Completing the incomplete human genome: a 20-year quest

Missing puzzles of the human genome

The first draft of the reference human genome was released more than 20 years ago (Lander et al., 2001; Venter et al., 2001). Since its completion, the reference human genome has undergone major rounds of amendments to incorporate newly assembled sequences and correct alignment errors. The latest patch, GRCh38.p13/hg38, represents the most up-to-date human genome assembly.

        However, GRCh38.p13/hg38 is far from complete – as much as 8% of it, totaling 151 megabase pair, remains uncharacterized (Nurk et al., 2021). The missing sequences, known as gaps, are highly repetitive sequences distributed throughout the genome. Because of their repetitive nature and the computational challenges in mapping short reads to repetitive sequences (Goerner-Potvin and Bourque, 2018), gaps are conventionally omitted from downstream analyses.

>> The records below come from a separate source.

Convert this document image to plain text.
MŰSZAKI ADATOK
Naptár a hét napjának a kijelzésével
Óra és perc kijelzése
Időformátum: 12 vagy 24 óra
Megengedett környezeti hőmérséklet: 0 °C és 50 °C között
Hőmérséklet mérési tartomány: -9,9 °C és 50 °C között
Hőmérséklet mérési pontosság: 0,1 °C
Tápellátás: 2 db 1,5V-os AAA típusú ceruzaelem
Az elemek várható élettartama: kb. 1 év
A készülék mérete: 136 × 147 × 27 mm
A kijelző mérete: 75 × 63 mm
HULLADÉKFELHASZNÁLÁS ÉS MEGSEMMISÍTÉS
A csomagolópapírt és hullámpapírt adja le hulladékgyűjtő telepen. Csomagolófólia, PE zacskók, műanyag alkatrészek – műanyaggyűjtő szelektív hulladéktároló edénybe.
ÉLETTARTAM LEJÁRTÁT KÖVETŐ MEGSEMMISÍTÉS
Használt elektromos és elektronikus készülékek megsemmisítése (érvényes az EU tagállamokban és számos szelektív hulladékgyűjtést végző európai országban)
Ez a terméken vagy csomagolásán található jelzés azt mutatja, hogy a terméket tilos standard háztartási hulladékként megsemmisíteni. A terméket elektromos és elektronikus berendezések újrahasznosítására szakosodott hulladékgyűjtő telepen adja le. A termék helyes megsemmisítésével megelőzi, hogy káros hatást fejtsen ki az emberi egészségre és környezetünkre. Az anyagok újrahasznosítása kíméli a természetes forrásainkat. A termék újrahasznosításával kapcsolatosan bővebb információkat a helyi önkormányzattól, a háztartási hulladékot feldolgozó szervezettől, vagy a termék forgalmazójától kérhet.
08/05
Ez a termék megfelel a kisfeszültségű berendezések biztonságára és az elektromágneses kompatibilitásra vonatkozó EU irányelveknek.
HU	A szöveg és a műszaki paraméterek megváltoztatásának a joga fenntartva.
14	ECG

        Gaps are predominately tandem arrays in centromeric and pericentromeric regions, complex repeats in telomeres and subtelomeres, and arms of acrocentric chromosomes. The sequences can be multi-megabase long. For example, the entire p-arms (short arms) of the acrocentric chromosomes 13, 14, 15, 21 and 22 are missing and represented by stretches of unknown bases (‘N’s) (Nurk et al., 2021). As regions including the centromere and telomere are known to participate in fundamental biological processes, the inability to resolve the underlying sequences of gaps preclude a comprehensive picture of the regulatory landscape of the human genome.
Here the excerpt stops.